Sunday, September 28, 2008

SCHOOL GARDEN IS ALIVE WITH ENERGY

By George B. Sanchez, Staff Writer | LA Daily News

Sept 28, 2008 - NORTH HOLLYWOOD - There is a hidden garden near the intersection of the 101 and 170 freeways.


Principals, teachers and members of the public gather at the 2nd Annual Los Angeles School Garden Resource Fair in North Hollywood, Calif., Sept 27, 2008. The fair, which is free and open to the public, provides principals and teachers with free information and the resources they need to help create school gardens on their campuses. (Gene Blevins/Staff Photographer)


Motorists cannot see the pumpkin stalks, tomato vines or grape leaves. Though the hum of freeway traffic is audible in the garden, the concrete lanes are obscured behind hulking tree trunks and fern branches.

On Saturday morning, nearly 300 people made their way to Rio Vista Elementary School's hidden garden for the second annual Los Angeles School Garden Resource Fair.

Teachers, students and parents walked away with more than 80,000 seedlings for LAUSD's 526 school gardens and the knowledge to tend to the plants.

Along with training hundreds of new urban gardeners, LAUSD gardening expert Matthew "Mud" Baron asked the crowd to lobby administrators and school officials to fund LAUSD's gardens with money from Measure Q, the $7 billion school initiative on the November ballot.

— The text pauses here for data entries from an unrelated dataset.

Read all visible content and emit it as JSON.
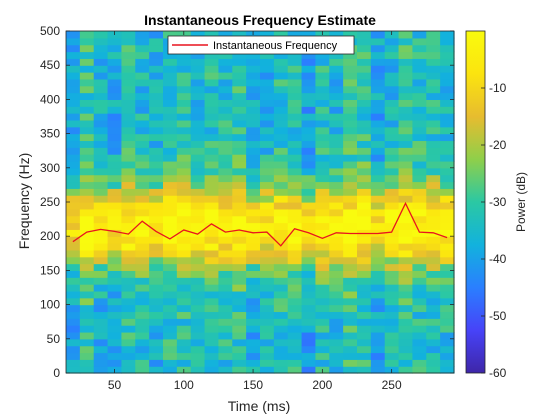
{
  "chart_data": {
    "type": "heatmap",
    "title": "Instantaneous Frequency Estimate",
    "xlabel": "Time (ms)",
    "ylabel": "Frequency (Hz)",
    "xlim": [
      15,
      295
    ],
    "ylim": [
      0,
      500
    ],
    "xticks": [
      50,
      100,
      150,
      200,
      250
    ],
    "yticks": [
      0,
      50,
      100,
      150,
      200,
      250,
      300,
      350,
      400,
      450,
      500
    ],
    "colorbar": {
      "label": "Power (dB)",
      "range": [
        -60,
        0
      ],
      "ticks": [
        -10,
        -20,
        -30,
        -40,
        -50,
        -60
      ],
      "colors": [
        "#3e26a8",
        "#4743f8",
        "#2a7fff",
        "#12b2dd",
        "#2bc8a3",
        "#8fcf4a",
        "#e7bc2f",
        "#fbe40f",
        "#f9fb0e"
      ]
    },
    "legend": {
      "location": "top",
      "entries": [
        {
          "name": "Instantaneous Frequency",
          "color": "#e8141e"
        }
      ]
    },
    "series": [
      {
        "name": "Instantaneous Frequency",
        "color": "#e8141e",
        "x": [
          20,
          30,
          40,
          50,
          60,
          70,
          80,
          90,
          100,
          110,
          120,
          130,
          140,
          150,
          160,
          170,
          180,
          190,
          200,
          210,
          220,
          230,
          240,
          250,
          260,
          270,
          280,
          290
        ],
        "y": [
          192,
          206,
          210,
          207,
          203,
          222,
          207,
          196,
          209,
          203,
          218,
          206,
          209,
          205,
          206,
          186,
          211,
          205,
          197,
          205,
          204,
          204,
          204,
          206,
          248,
          206,
          205,
          198
        ]
      }
    ],
    "spectrogram_background": {
      "time_bins": [
        20,
        30,
        40,
        50,
        60,
        70,
        80,
        90,
        100,
        110,
        120,
        130,
        140,
        150,
        160,
        170,
        180,
        190,
        200,
        210,
        220,
        230,
        240,
        250,
        260,
        270,
        280,
        290
      ],
      "peak_frequency_hz": 215,
      "peak_power_db": -3,
      "floor_power_db": -35
    }
  }
}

For now, LAUSD's school gardens are supported mainly by state grant money, said Tonya Mandl, a teacher adviser for the district's Instructional School Garden Program.

"When the (state) funding runs out, which is in June 2009, we run out with it," Mandl said. "We're trying to keep it going and we are seeking funders."

Key to saving the program, Mandl said, is getting teachers and school staff to recognize the educational impact of gardening.

"The gardens need to be seen as an extension of the classroom," she said. "It's an outdoor learning laboratory."

Chris Flores, an 18-year-old senior at North Hollywood High School, said the applied science of gardening sparked his understanding of the science classes he took as a junior. The lessons paid off when he saw an A on his report card.

"I thought the class was pointless," he recalled. "But then I got into growing my plants and fruits.

"It helps kids out, like me. It takes time, concentration and you need to know what you're doing."

Within the garden, he points to his favorite flower, the dishplate dahlia, and calls it by name.

He couldn't do that one year ago.

"I just knew they were flowers," he said.